Вторая рука тяжело, словно темная усталая птица, оторвалась от постели, воспарила над головой Есаула и трижды, с усилием, перекрестила его.

— Ждал тебя, Вася… Следил за тобой оком духовным… Видел твои боренья и страсти… Звал тебя… Скоро умру…

— Отче, я присылал лекарства, гостинцы. Не мог раньше выбраться. Но стремился к тебе душой.

— Ты весь в сражении. Времена порубежные. В этой брани уже нет посторонних. Либо за, либо против. Вижу, как ты сражаешься. Ты воин Христов!

— Хочу тебе исповедаться, отче. Обуревают сомнения. Прав я или нет. Задумал грозное дело. Через день его совершу. Звал Ангела, чтобы он мне снова явился. Повторил слова, что тогда в Афганистане сказал. Не является. Хочу тебе исповедаться.

— Ты и так исповедуешься. Каждая твоя клеточка глаголет.

Глаза старца, исполненные любви и слезного блеска, сияли из-под черного капюшона. Серебряная борода шевелилась от негромких слов..

— Хорошо, что успел доехать… Последний раз видимся…

— Отче, я доктора пришлю замечательного. Хочешь, возьму тебя отсюда в больницу? Лучшие врачи, отборные лекарства. Поправишься.

— Мой доктор на небесах. — Старец Евлампий перевел глаза на стену, где в сумрачных тенях висел царский образ. Колыхания света блуждали по лику, золотому нимбу, блестящим эполетам мундира. — Государь молится за меня, зовет к себе. Он и за тебя молится, Вася. За всех праведников и подвижников, которые Россию спасали и поныне спасают. И за всех грешников, которые Россию мучили и поныне мучают.
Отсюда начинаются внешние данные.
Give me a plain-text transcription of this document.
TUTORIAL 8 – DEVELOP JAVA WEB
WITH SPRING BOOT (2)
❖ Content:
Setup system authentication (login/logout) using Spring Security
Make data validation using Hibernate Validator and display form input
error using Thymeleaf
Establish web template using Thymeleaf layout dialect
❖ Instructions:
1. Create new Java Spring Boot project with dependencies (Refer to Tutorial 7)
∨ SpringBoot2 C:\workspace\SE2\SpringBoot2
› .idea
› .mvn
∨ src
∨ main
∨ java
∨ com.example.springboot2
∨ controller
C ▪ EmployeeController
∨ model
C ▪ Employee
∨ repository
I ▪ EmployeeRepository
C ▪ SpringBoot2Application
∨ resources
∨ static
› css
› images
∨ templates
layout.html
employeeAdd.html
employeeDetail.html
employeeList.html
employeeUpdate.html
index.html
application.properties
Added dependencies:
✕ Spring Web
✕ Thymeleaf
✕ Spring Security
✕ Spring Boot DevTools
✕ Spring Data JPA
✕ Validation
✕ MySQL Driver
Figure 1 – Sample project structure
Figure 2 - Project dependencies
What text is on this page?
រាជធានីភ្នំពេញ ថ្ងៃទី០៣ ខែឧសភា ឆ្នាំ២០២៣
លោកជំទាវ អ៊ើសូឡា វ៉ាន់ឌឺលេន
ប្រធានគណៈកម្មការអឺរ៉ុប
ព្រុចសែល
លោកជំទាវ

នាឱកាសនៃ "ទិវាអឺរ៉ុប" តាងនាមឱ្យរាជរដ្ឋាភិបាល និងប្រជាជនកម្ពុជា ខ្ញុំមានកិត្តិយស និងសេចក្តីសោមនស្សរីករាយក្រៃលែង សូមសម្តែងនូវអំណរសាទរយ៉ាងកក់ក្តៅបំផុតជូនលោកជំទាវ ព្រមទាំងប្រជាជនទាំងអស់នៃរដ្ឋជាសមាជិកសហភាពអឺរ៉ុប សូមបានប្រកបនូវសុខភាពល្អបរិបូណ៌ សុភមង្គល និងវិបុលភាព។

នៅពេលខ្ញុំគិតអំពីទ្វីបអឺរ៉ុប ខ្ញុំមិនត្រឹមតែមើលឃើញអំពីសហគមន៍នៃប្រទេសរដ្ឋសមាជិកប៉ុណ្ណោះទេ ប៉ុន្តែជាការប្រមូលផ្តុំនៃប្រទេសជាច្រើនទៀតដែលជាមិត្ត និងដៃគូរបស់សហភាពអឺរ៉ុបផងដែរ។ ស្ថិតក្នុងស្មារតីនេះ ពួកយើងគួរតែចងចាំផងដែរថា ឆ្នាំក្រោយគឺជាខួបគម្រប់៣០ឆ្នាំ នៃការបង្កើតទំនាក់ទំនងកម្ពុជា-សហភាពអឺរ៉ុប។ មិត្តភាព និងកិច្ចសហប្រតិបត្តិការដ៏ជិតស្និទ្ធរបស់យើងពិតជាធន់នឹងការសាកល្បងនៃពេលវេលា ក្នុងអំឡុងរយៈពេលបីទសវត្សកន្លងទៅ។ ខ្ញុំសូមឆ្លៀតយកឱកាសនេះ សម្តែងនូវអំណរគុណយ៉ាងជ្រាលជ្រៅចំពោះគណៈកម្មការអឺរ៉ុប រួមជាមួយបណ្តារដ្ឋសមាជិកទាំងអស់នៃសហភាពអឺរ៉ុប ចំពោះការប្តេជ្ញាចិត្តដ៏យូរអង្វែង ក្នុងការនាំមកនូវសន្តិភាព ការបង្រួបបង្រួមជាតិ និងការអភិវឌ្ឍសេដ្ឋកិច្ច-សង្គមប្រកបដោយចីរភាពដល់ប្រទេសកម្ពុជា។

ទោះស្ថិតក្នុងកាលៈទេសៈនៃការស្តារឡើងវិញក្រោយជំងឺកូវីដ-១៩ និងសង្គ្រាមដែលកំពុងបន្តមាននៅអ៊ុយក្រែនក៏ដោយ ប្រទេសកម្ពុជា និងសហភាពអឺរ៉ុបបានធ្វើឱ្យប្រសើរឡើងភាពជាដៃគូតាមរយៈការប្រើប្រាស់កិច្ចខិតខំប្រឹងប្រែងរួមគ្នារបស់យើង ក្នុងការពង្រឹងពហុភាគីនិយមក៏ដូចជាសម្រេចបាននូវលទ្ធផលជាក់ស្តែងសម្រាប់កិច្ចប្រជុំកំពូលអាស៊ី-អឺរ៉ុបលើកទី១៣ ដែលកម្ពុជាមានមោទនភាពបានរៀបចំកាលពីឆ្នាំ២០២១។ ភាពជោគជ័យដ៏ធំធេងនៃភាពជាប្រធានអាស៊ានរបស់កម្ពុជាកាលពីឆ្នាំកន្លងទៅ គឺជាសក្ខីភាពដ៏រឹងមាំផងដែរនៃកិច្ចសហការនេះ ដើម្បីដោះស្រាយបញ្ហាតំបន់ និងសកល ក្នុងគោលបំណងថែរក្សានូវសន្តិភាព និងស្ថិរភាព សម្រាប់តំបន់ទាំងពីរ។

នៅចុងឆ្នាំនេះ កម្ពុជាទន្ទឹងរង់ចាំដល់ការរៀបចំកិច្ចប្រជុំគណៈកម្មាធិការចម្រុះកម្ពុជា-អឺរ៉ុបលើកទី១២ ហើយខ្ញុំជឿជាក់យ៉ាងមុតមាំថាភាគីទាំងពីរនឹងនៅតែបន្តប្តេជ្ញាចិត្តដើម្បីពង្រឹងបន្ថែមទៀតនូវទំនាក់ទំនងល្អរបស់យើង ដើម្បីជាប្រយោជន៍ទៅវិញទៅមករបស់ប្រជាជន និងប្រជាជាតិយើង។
Есаул стоял на коленях перед старцем, чувствуя, как в воздухе, еще недавно затхлом, полным болезненных испарений, повеяло чудной прохладой, чистым благоуханием, будто отворили окно в сад, где, невидимые в ночи, цвели деревья. Это было дуновение любви, исходящей от старца, преображающей тварный болезненный мир в духовное пространство, где «несть болезней, печалей».

— Видишь, доска на стене. — Схимник слабо кивнул на висящую доску с двумя отверстиями, похожими на следы от гвоздей. — Ее подарил мне знакомый архимандрит, который тайно проник в подвал дома Ипатьевых и вынес оттуда доску. В ней следы от пуль, убивших государя и наследника. Когда молюсь Христовой молитвой и государь меня слышит, тогда из доски, из черной дыры, как из государевой раны, вырастает роза и пахнет дивно. Вот помолимся с тобой, Государь нас услышит, и расцветет роза, цветок небесного сада.